I doubt each row has 1400 bytes into it.

Great. Best of both worlds.

I thought for a minute you had a fast computer. It turns out I was using i.totext. cstr(i) is 5 seconds faster!

Just wanted to chime in here on DataView (a commercial product of mine) since it was mentioned previously.
I’ve added an example to the demo that shows a simplified on-demand approach. You can see it in the Listbox comparison window in the demo project.

By setting listCount and then populating cells in the cellBackgroundPaint event, I was able to add 5 million rows in 1.12 seconds on my Macbook Pro
Cell values are only set as they become visible.
Drag Reordering rows gets a little laggy with 5 million rows and column sort won’t work unless all rows are populated, but that is to be expected…

@Beatrix Willius - I looked at the “Select All” issue you mentioned earlier.

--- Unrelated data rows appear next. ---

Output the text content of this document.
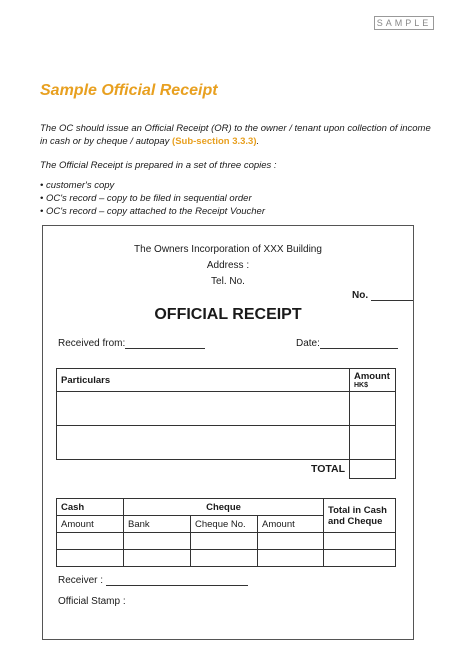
SAMPLE
Sample Official Receipt
The OC should issue an Official Receipt (OR) to the owner / tenant upon collection of income in cash or by cheque / autopay (Sub-section 3.3.3).
The Official Receipt is prepared in a set of three copies :
• customer's copy
• OC's record – copy to be filed in sequential order
• OC's record – copy attached to the Receipt Voucher
The Owners Incorporation of XXX Building
Address :
Tel. No.
No.
OFFICIAL RECEIPT
Received from:	Date:
Particulars	Amount
HK$

TOTAL	
Cash	Cheque			Total in Cash and Cheque
Amount	Bank	Cheque No.	Amount	

Receiver :
Official Stamp :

Turned out to be the way the Change event was fired with each row selection, and that the Event was being used to enable a pushButton. The big issue was using selectedRows.ubound in the Change event as selectedRows returns an array of the selected indexes. 50k rows was generating 50k array creations, each with one more row than the previous. v1.8.2.2 fixes the issue along with a few others your comment brought to my attention.

I know. I was playing around with it. It’s like magic on steroids. Great work.

My project of the last days: improve the slow opening of a database in my app.

The data loading is done on-demand with the piDog DataView so this was fast. The database cursor also was created in a couple of milliseconds. For housekeeping (selecting and dragging rows mostly) I need some keys out of the cursor. So I do a loop over records and fish out the keys.

Now the fun part: getting the cursor was fast but looping over the records in the cursor was taking seconds. The root cause was an SQL function in Valentina. When I replaced this with an additional field with a method everything was fast again.